No importa lo que suceda en la relación, cuál sea el trato, las indiferencias o los malos genios y regaños, él siempre ha estado ahí. Amoroso, juguetón, pendiente, leal y constante en su amistad, que es permanente e incondicional. Sabe identificar a la perfección el estado emocional en el que me encuentro para actuar de acuerdo con este. Su lengua, que expresa muchas cosas, ha limpiado de mi cara aquellas lágrimas de tristeza que de vez en cuando vienen, con esos besos perrunos de consolación. Él solo entrega amor sin esperar nada a cambio.
Llegó a mi vida después de varios meses de pensar y repensar si estaba dispuesta a enrolarme en el compromiso que demanda todo animal. La decisión final llegó en el momento en que equivocadamente pensé que podría ser un factor de unidad para algo que estaba condenado a terminar. Tal vez esa coyuntura forjó su “perronalidad”: sensible, afectuosa y tierna; pero también con capacidad de entristecerse fácilmente, sobre todo cuando está solo.
Al tomar la decisión de recibir a un nuevo integrante en casa, empecé por lo que cualquier persona o familia debería: decidir la raza o el tipo de animal que quería que fuera mi compañero de batalla. Era consciente de la limitación de tiempo con la que contaba en mi día a día. Por eso investigué sobre perros que fueran dormilones, que no tuvieran la necesidad de correr mucho y fueran ideales para estar en casa felices de vivir pegados a su amo. Así fue como encontré que el ideal para mí era un bulldog inglés.
Los norteamericanos los llaman ‘velcrodog’ porque jamás se desprenden de su amo. Esa es quizá una de sus características que más me agradan. Siempre está ahí, no importa cuáles sean los “subes y bajas” de nuestra relación; sus ojos caídos siempre están dispuestos a mirarme y, de cierta forma, hablarme y decirme: aquí estoy, soy tu amigo, el que te quiere, te aguanta y te entiende.
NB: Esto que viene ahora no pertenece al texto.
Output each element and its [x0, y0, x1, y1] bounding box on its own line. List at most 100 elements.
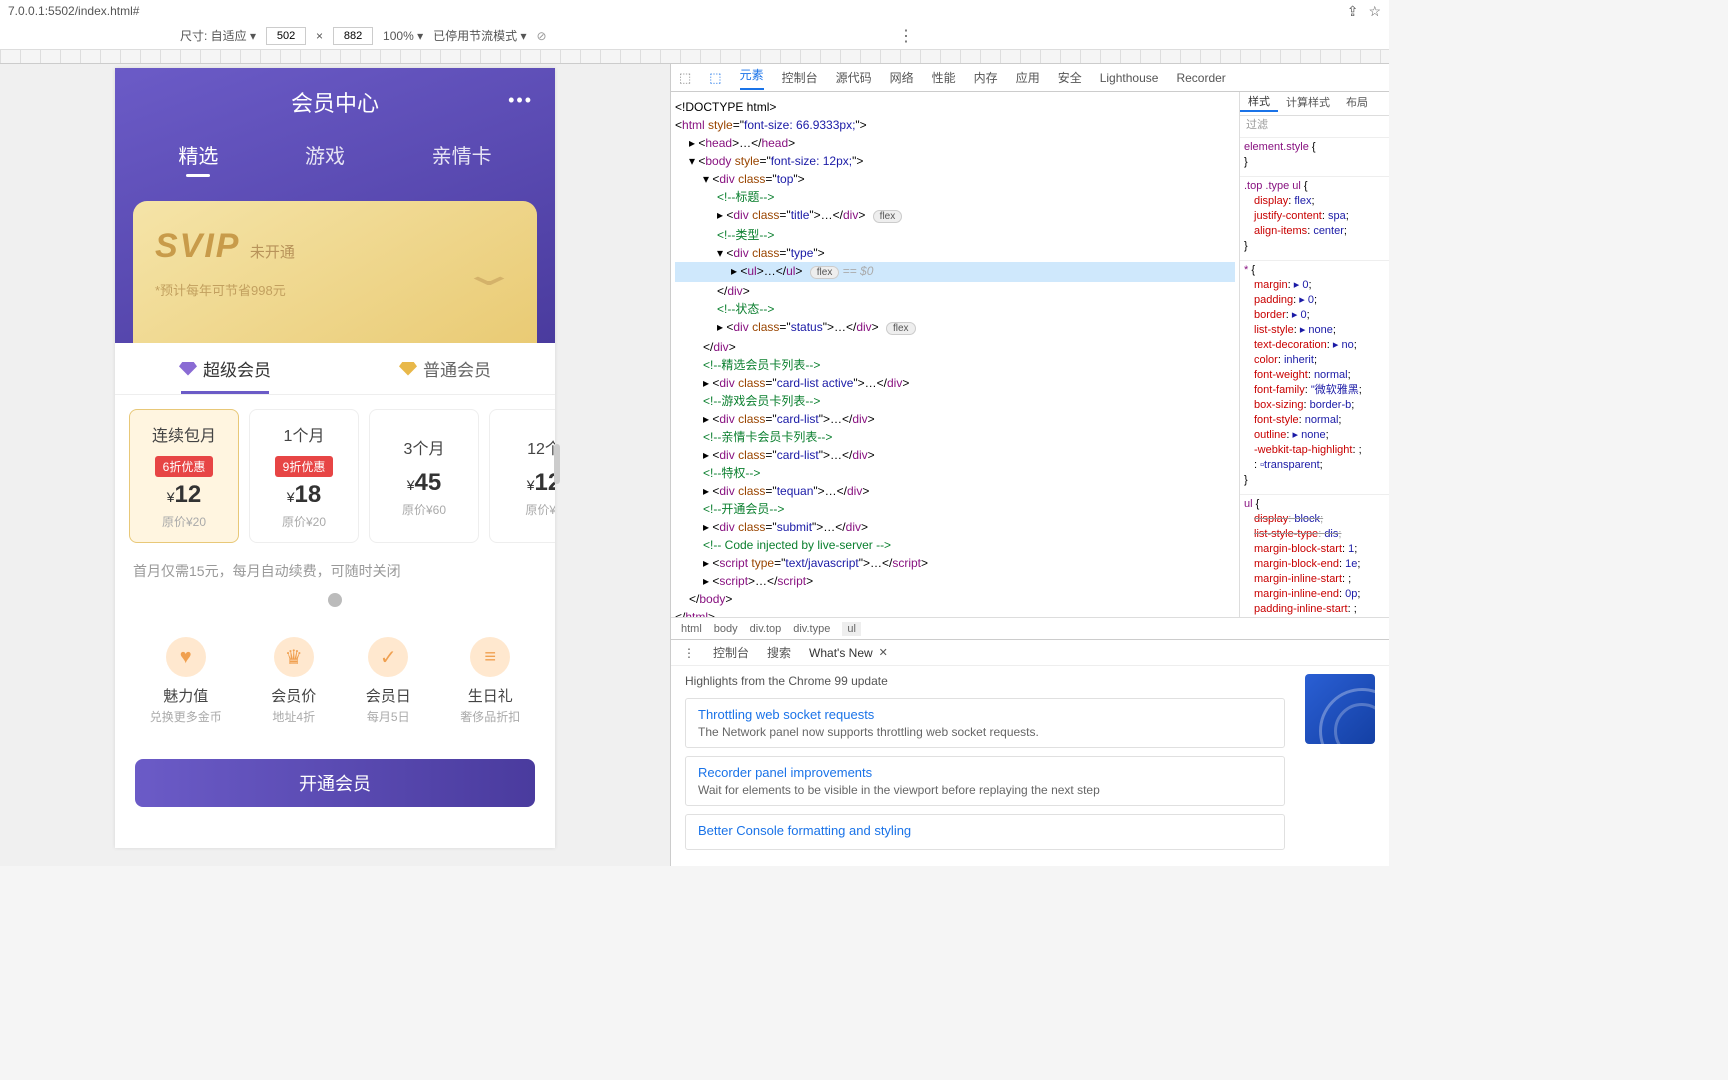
- more-icon[interactable]: •••: [508, 90, 533, 111]
- star-icon[interactable]: ☆: [1368, 3, 1381, 20]
- page-title: 会员中心 •••: [115, 86, 555, 118]
- tab-super[interactable]: 超级会员: [115, 343, 335, 394]
- filter-input[interactable]: 过滤: [1240, 116, 1389, 138]
- no-throttle-icon[interactable]: ⊘: [536, 29, 546, 43]
- perk-sub: 兑换更多金币: [150, 708, 222, 725]
- plan-card[interactable]: 1个月 9折优惠 ¥18 原价¥20: [249, 409, 359, 543]
- breadcrumb-item[interactable]: body: [714, 623, 738, 635]
- size-label[interactable]: 尺寸: 自适应 ▾: [180, 27, 256, 44]
- rendered-page: 会员中心 ••• 精选 游戏 亲情卡 SVIP 未开通 *预计每年可节省998元…: [115, 68, 555, 848]
- news-title: Recorder panel improvements: [698, 765, 1272, 780]
- devtools-panel: ⬚ ⬚ 元素 控制台 源代码 网络 性能 内存 应用 安全 Lighthouse…: [670, 64, 1389, 866]
- perk-title: 会员日: [366, 685, 411, 706]
- device-icon[interactable]: ⬚: [709, 70, 721, 86]
- inspect-icon[interactable]: ⬚: [679, 70, 691, 86]
- news-item[interactable]: Recorder panel improvementsWait for elem…: [685, 756, 1285, 806]
- tab-recorder[interactable]: Recorder: [1176, 71, 1225, 85]
- plan-original: 原价¥60: [402, 501, 446, 518]
- pager-dot: [328, 593, 342, 607]
- kebab-icon[interactable]: ⋮: [898, 26, 914, 46]
- perk-item[interactable]: ✓ 会员日 每月5日: [366, 637, 411, 725]
- diamond-icon: [399, 362, 417, 376]
- height-input[interactable]: [333, 27, 373, 45]
- news-item[interactable]: Throttling web socket requestsThe Networ…: [685, 698, 1285, 748]
- styles-tabs: 样式 计算样式 布局: [1240, 92, 1389, 116]
- plan-original: 原价¥2: [525, 501, 555, 518]
- dom-tree[interactable]: <!DOCTYPE html><html style="font-size: 6…: [671, 92, 1239, 617]
- tab-sources[interactable]: 源代码: [836, 69, 872, 86]
- plan-price: ¥18: [287, 481, 322, 509]
- drawer-kebab-icon[interactable]: ⋮: [683, 646, 695, 660]
- drawer: ⋮ 控制台 搜索 What's New ✕ Highlights from th…: [671, 639, 1389, 866]
- plan-card[interactable]: 12个 ¥12 原价¥2: [489, 409, 555, 543]
- perk-title: 魅力值: [150, 685, 222, 706]
- plan-name: 3个月: [404, 435, 445, 459]
- tab-network[interactable]: 网络: [890, 69, 914, 86]
- address-bar[interactable]: 7.0.0.1:5502/index.html# ⇪ ☆: [0, 0, 1389, 22]
- diamond-icon: [179, 362, 197, 376]
- tab-memory[interactable]: 内存: [974, 69, 998, 86]
- browser-actions: ⇪ ☆: [1347, 3, 1381, 20]
- svip-card[interactable]: SVIP 未开通 *预计每年可节省998元 ⌄: [133, 201, 537, 343]
- news-title: Better Console formatting and styling: [698, 823, 1272, 838]
- drawer-tab-search[interactable]: 搜索: [767, 644, 791, 661]
- perk-sub: 奢侈品折扣: [460, 708, 520, 725]
- perks-row: ♥ 魅力值 兑换更多金币 ♛ 会员价 地址4折 ✓ 会员日 每月5日 ≡ 生日礼 奢侈…: [115, 607, 555, 745]
- width-input[interactable]: [266, 27, 306, 45]
- zoom-select[interactable]: 100% ▾: [383, 29, 423, 43]
- tab-layout[interactable]: 布局: [1338, 96, 1376, 111]
- tab-styles[interactable]: 样式: [1240, 95, 1278, 112]
- breadcrumb-item[interactable]: div.type: [793, 623, 830, 635]
- tab-console[interactable]: 控制台: [782, 69, 818, 86]
- submit-button[interactable]: 开通会员: [135, 759, 535, 807]
- drawer-tab-console[interactable]: 控制台: [713, 644, 749, 661]
- styles-pane[interactable]: 样式 计算样式 布局 过滤 element.style {}.top .type…: [1239, 92, 1389, 617]
- plan-name: 连续包月: [152, 422, 216, 446]
- drawer-tabs: ⋮ 控制台 搜索 What's New ✕: [671, 640, 1389, 666]
- news-item[interactable]: Better Console formatting and styling: [685, 814, 1285, 850]
- plan-card[interactable]: 连续包月 6折优惠 ¥12 原价¥20: [129, 409, 239, 543]
- tab-app[interactable]: 应用: [1016, 69, 1040, 86]
- breadcrumb-item[interactable]: html: [681, 623, 702, 635]
- perk-item[interactable]: ♥ 魅力值 兑换更多金币: [150, 637, 222, 725]
- plan-note: 首月仅需15元，每月自动续费，可随时关闭: [115, 549, 555, 593]
- plan-name: 1个月: [284, 422, 325, 446]
- tab-featured[interactable]: 精选: [178, 140, 218, 177]
- plan-card[interactable]: 3个月 ¥45 原价¥60: [369, 409, 479, 543]
- perk-item[interactable]: ♛ 会员价 地址4折: [271, 637, 316, 725]
- highlights-title: Highlights from the Chrome 99 update: [685, 674, 1285, 688]
- perk-item[interactable]: ≡ 生日礼 奢侈品折扣: [460, 637, 520, 725]
- member-type-tabs: 超级会员 普通会员: [115, 343, 555, 395]
- news-title: Throttling web socket requests: [698, 707, 1272, 722]
- discount-badge: 9折优惠: [275, 456, 334, 477]
- plan-list[interactable]: 连续包月 6折优惠 ¥12 原价¥201个月 9折优惠 ¥18 原价¥203个月…: [115, 395, 555, 549]
- chevron-down-icon: ⌄: [459, 254, 519, 293]
- plan-price: ¥12: [527, 469, 555, 497]
- svip-logo: SVIP: [155, 227, 240, 265]
- breadcrumb-item[interactable]: div.top: [750, 623, 782, 635]
- tab-family[interactable]: 亲情卡: [432, 140, 492, 177]
- tab-game[interactable]: 游戏: [305, 140, 345, 177]
- breadcrumb-item[interactable]: ul: [842, 622, 861, 636]
- tab-security[interactable]: 安全: [1058, 69, 1082, 86]
- close-icon[interactable]: ✕: [879, 646, 888, 659]
- tab-lighthouse[interactable]: Lighthouse: [1100, 71, 1159, 85]
- devtools-tabs: ⬚ ⬚ 元素 控制台 源代码 网络 性能 内存 应用 安全 Lighthouse…: [671, 64, 1389, 92]
- perk-sub: 每月5日: [366, 708, 411, 725]
- plan-price: ¥12: [167, 481, 202, 509]
- category-tabs: 精选 游戏 亲情卡: [115, 140, 555, 177]
- tab-normal[interactable]: 普通会员: [335, 343, 555, 394]
- tab-perf[interactable]: 性能: [932, 69, 956, 86]
- discount-badge: 6折优惠: [155, 456, 214, 477]
- throttle-select[interactable]: 已停用节流模式 ▾: [433, 27, 526, 44]
- tab-elements[interactable]: 元素: [740, 66, 764, 90]
- device-toolbar: 尺寸: 自适应 ▾ × 100% ▾ 已停用节流模式 ▾ ⊘ ⋮: [0, 22, 1389, 50]
- ruler: [0, 50, 1389, 64]
- breadcrumb[interactable]: html body div.top div.type ul: [671, 617, 1389, 639]
- perk-title: 生日礼: [460, 685, 520, 706]
- drawer-tab-whatsnew[interactable]: What's New: [809, 646, 873, 660]
- tab-computed[interactable]: 计算样式: [1278, 96, 1338, 111]
- share-icon[interactable]: ⇪: [1347, 3, 1359, 20]
- scrollbar[interactable]: [554, 444, 560, 484]
- svip-state: 未开通: [250, 244, 295, 261]
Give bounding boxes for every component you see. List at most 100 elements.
Por supuesto, como en cualquier relación, no todo es perfecto y hay cosas que solo se aprenden una vez empieza la convivencia. En mi caso, debido a la raza, tuve que aprender a aceptar que por más que lo educara como dictan las reglas, mi perro se iba a demorar poco más de un año para aprender a hacer sus necesidades donde toca; es decir, fuera de la casa. Igualmente tuve que aceptar que mordiera todos los tacones de mis zapatos, y que hoy mi clóset aún tenga secuelas de aquellas travesuras, pues fue imposible cambiarlo todo.
Tuve que acostumbrarme a las puertas rasguñadas, por su constante intención de entrar o salir de los sitios prohibidos, y a encontrar tapetes rotos y objetos masticados a medias. Pero fue así como mi amigo fiel, el que ha estado ahí desde hace cinco años, me ha dejado una de las más grandes enseñanzas para la vida: ¡Que las cosas deben estar ahí para uno y no uno para ellas!
La mayoría de las relaciones entran en la rutina, y la que hay entre mi perro y yo no es la excepción. Hoy su día a día transcurre mirando por la ventana, observando con detenimiento a los transeúntes, exaltando su ánimo cuando algún can los acompaña. Ladrar no es lo suyo, el silencio es un aliado, pero su mirada es profunda y con ella comunica a la perfección la emoción que le llega. Como a muchos perros, le encanta la comida que no le corresponde y no falta el amigo alcahueta que, a escondidas, le da un pedazo de pan o una galleta; gesto que agradece, pero que lo malcría, le hace daño y después nosotros pagamos con sus efectos digestivos.
Como la mayoría de los de su raza, no tiene muy clara la dimensión de su cuerpo (peso y fuerza). Por eso, a veces parece torpe y brusco. Le gusta hacer las cosas a su manera (¡no en vano dicen que las mascotas se parecen a sus dueños!) y demuestra su agrado por alguien cuando le comparte su sofá y después saca sus juguetes para entrar en dinámica de recreación
Nuestra convivencia y amistad no han sido fáciles, pero a la hora de hacer un balance, el resultado siempre es positivo. Mi amigo cada día es más juicioso. Su emoción al recibirme cuando llego a casa, su compañía durante la siesta después de almuerzo, en donde sus ronquidos son arrulladores (como buen perro chato, cuando duerme el ruido es fuerte) hacen que los momentos de felicidad sobrepasen cualquier molestia y sacrificio que su existencia haya podido significar. Ese compañero de vida del que hoy hablo, ese bulldog inglés que me ha sacado canas, como dicen las mamás, pero así mismo risas y abrazos, en principio se iba a llamar Romeo, pero su cara y sus ojos me hicieron llamarlo Ramón.